Bush's Little Dividend

One investor benefit of the Bush tax package-the much-ballyhooed dividend tax cut to 15% from 20%-doesn't offer the same benefit for small-business owners. While C corps. can distribute dividends to principal owners, the owners must pay dividend taxes on the proceeds. But because dividends aren't tax deductible for corporations, the business also pays taxes on them.

So if you were thinking of side-stepping income-tax laws by incorporating as a C corp.-and then paying all of your salary in dividends-check yourself, says Paul Gada, small-business tax analyst with information provider CCH Inc. in Riverwoods, Ill. "The IRS rules are set up to try to prevent that kind of manipulation," he says.

Still, Joseph Anthony, an enrolled agent in Portland, Ore., says that the dividend tax break may make C corps. a more viable option for smaller investors if the Bush team succeeds in further reducing or eliminating the tax. (Enrolled agents are certified to negotiate with the IRS on the taxpayer's behalf.)

"Because of the double taxation, the new 15% rate on dividends and capital gains makes the C corp. a little more attractive than it used to be for smaller business, but it would be more so if they did away with dividend taxes altogether," he says.

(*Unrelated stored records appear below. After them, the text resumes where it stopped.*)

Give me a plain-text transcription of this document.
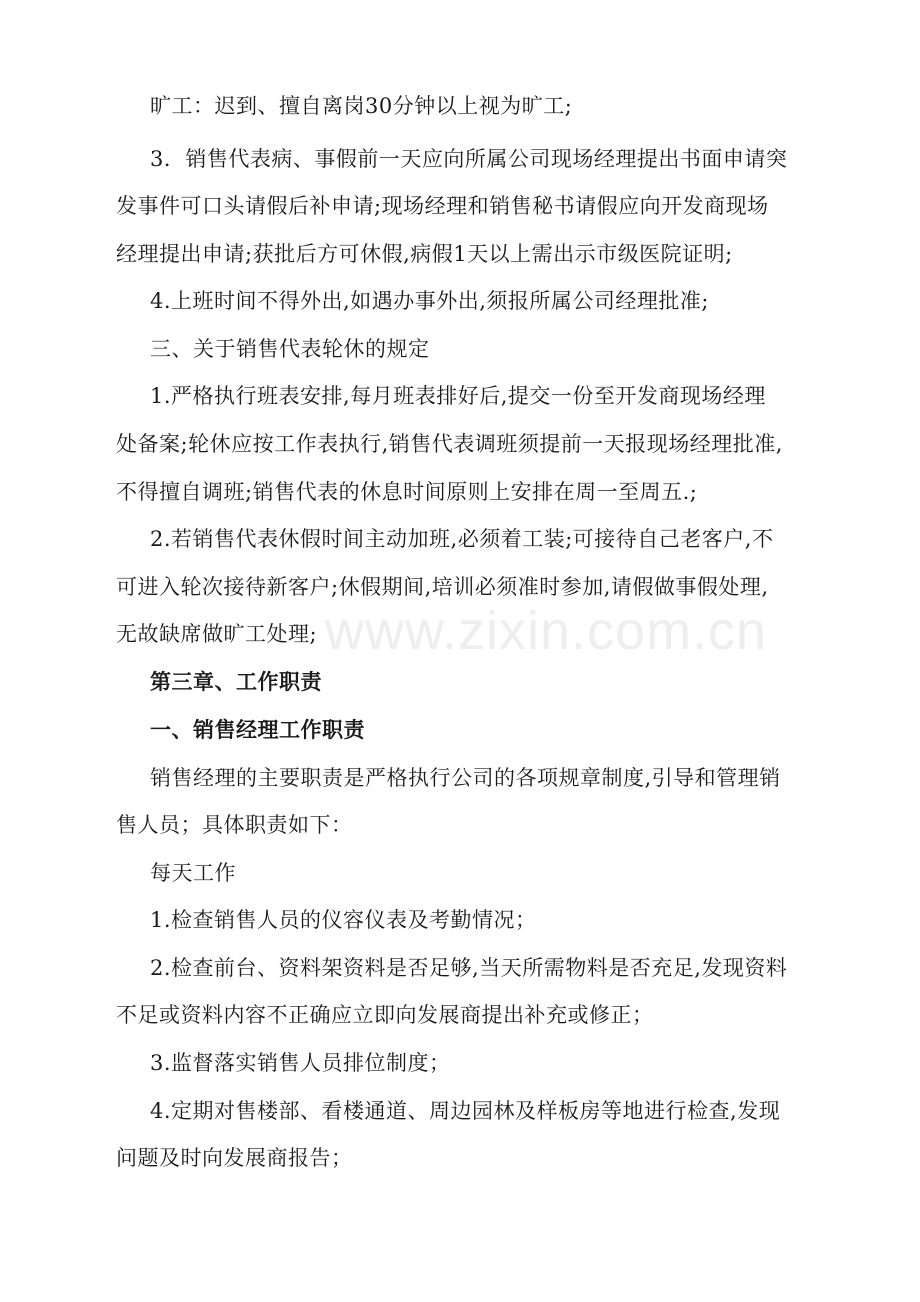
旷工：迟到、擅自离岗30分钟以上视为旷工;
3．销售代表病、事假前一天应向所属公司现场经理提出书面申请突
发事件可口头请假后补申请;现场经理和销售秘书请假应向开发商现场
经理提出申请;获批后方可休假,病假1天以上需出示市级医院证明;
4.上班时间不得外出,如遇办事外出,须报所属公司经理批准;
三、关于销售代表轮休的规定
1.严格执行班表安排,每月班表排好后,提交一份至开发商现场经理
处备案;轮休应按工作表执行,销售代表调班须提前一天报现场经理批准,
不得擅自调班;销售代表的休息时间原则上安排在周一至周五.;
2.若销售代表休假时间主动加班,必须着工装;可接待自己老客户,不
可进入轮次接待新客户;休假期间,培训必须准时参加,请假做事假处理,
无故缺席做旷工处理;
第三章、工作职责
一、销售经理工作职责
销售经理的主要职责是严格执行公司的各项规章制度,引导和管理销
售人员；具体职责如下：
每天工作
1.检查销售人员的仪容仪表及考勤情况；
2.检查前台、资料架资料是否足够,当天所需物料是否充足,发现资料
不足或资料内容不正确应立即向发展商提出补充或修正；
3.监督落实销售人员排位制度；
4.定期对售楼部、看楼通道、周边园林及样板房等地进行检查,发现
问题及时向发展商报告；
www.zixin.com.cn
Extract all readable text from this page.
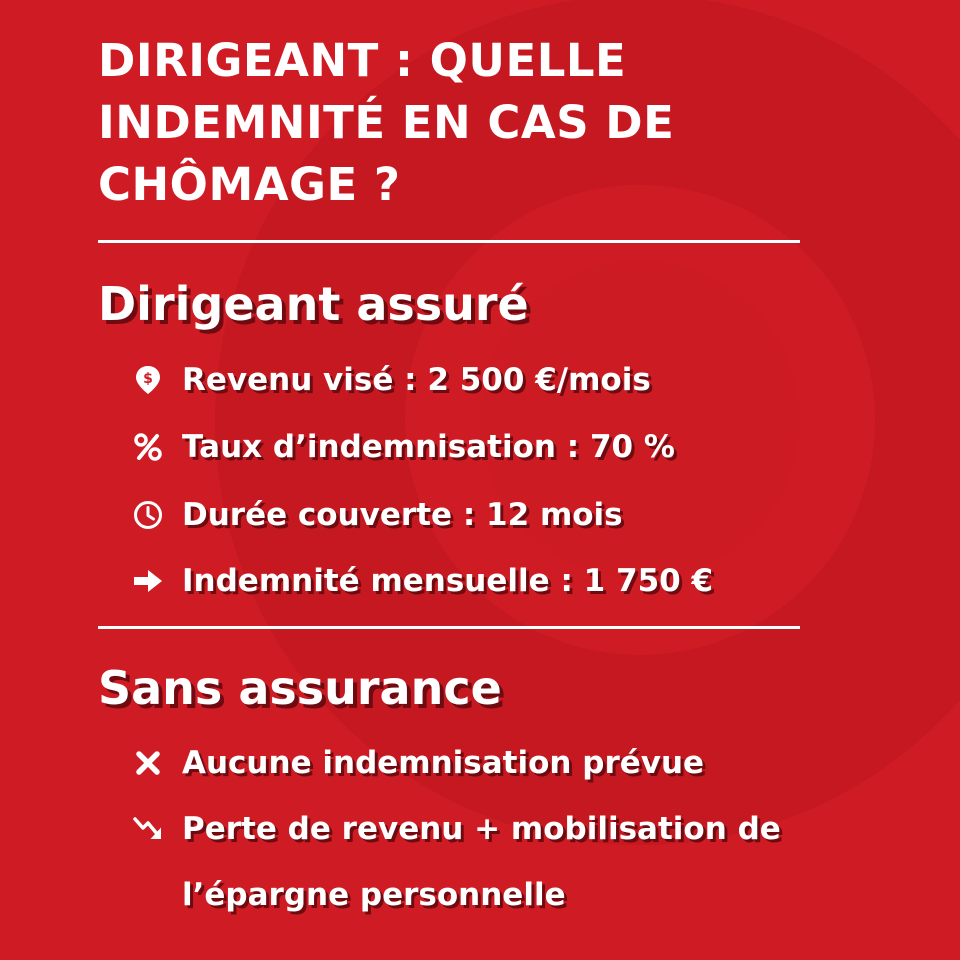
DIRIGEANT : QUELLE INDEMNITÉ EN CAS DE CHÔMAGE ?
Dirigeant assuré
$ Revenu visé : 2 500 €/mois
Taux d’indemnisation : 70 %
Durée couverte : 12 mois
Indemnité mensuelle : 1 750 €
Sans assurance
Aucune indemnisation prévue
Perte de revenu + mobilisation de
l’épargne personnelle
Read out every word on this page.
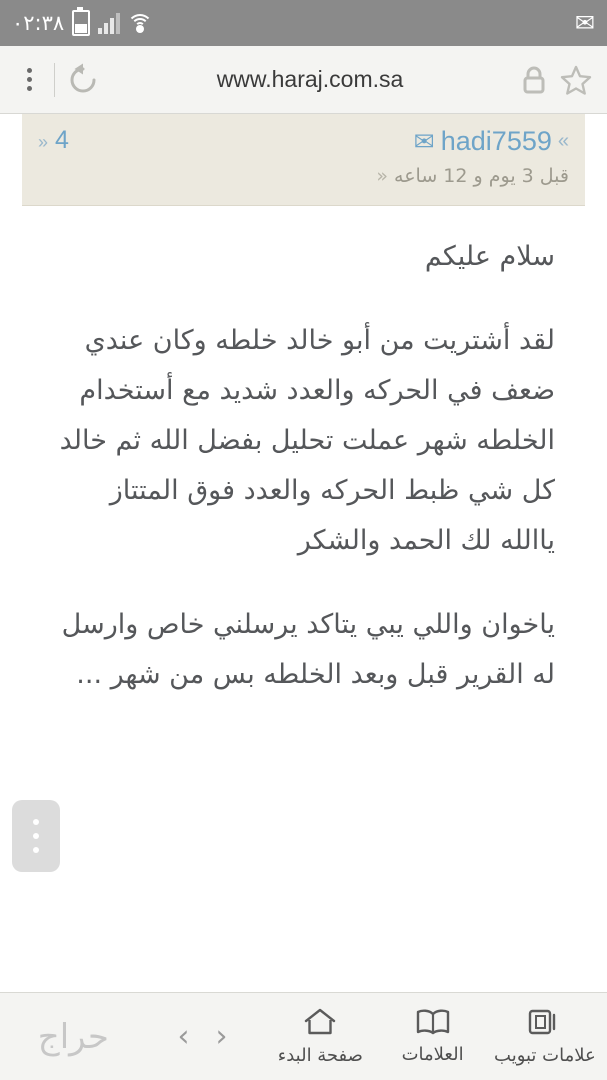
٠٢:٣٨	✉
www.haraj.com.sa
✉ hadi7559 «
» 4
قبل 3 يوم و 12 ساعه «

سلام عليكم

لقد أشتريت من أبو خالد خلطه وكان عندي ضعف في الحركه والعدد شديد مع أستخدام الخلطه شهر عملت تحليل بفضل الله ثم خالد كل شي ظبط الحركه والعدد فوق المتتاز ياالله لك الحمد والشكر

ياخوان واللي يبي يتاكد يرسلني خاص وارسل له القرير قبل وبعد الخلطه بس من شهر ...

علامات تبويب
العلامات
صفحة البدء
‹ ›
حراج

Jeff Baddish, a partner with the accounting firm of Coltin, Baddish & Shapiro in Mineola, N.Y., notes that the dividend-tax cut may make C corps. more attractive in one surprising area-tax audits.

"Most of the time when you have a dividend situation from a small business it arises from an audit-the IRS finds some of your deductions aren't valid, the deduction is disallowed and the proceeds are distributed to the owner in the form of a dividend," he says. But thanks to the lower 15% dividend-tax rate, an IRS audit may not be as scary as for, say, an S corp., where earnings may be taxed at the higher personal income-tax rate, he says.

While in many ways the change in federal tax laws may make small-business entities even more attractive than C corps., whether you choose to incorporate should depend more on the nature of your business than on your income level, says Bob D. Scharin, editor of Warren, Gorham & Lamont/RIA's Practical Tax Strategies, a monthly journal written for tax professionals.

"If we form Terri's Technology Co. as a corporation, the only exit strategy is to sell or do an initial public offering, and if the seed money for the startup was coming from angel investors, all that would argue that you incorporate under a C corp.," he says. But if you're an interior decorator or working out of your home, you typically don't need to be encumbered by the additional paperwork, regulatory considerations, and liability issues involved in incorporating under a C corp.

Bottom line, while taxes are a chief concern for all small-business owners, they're not the only concern. It's important to weigh all your options, and your business's financial needs, before taking a leap into the corporate world.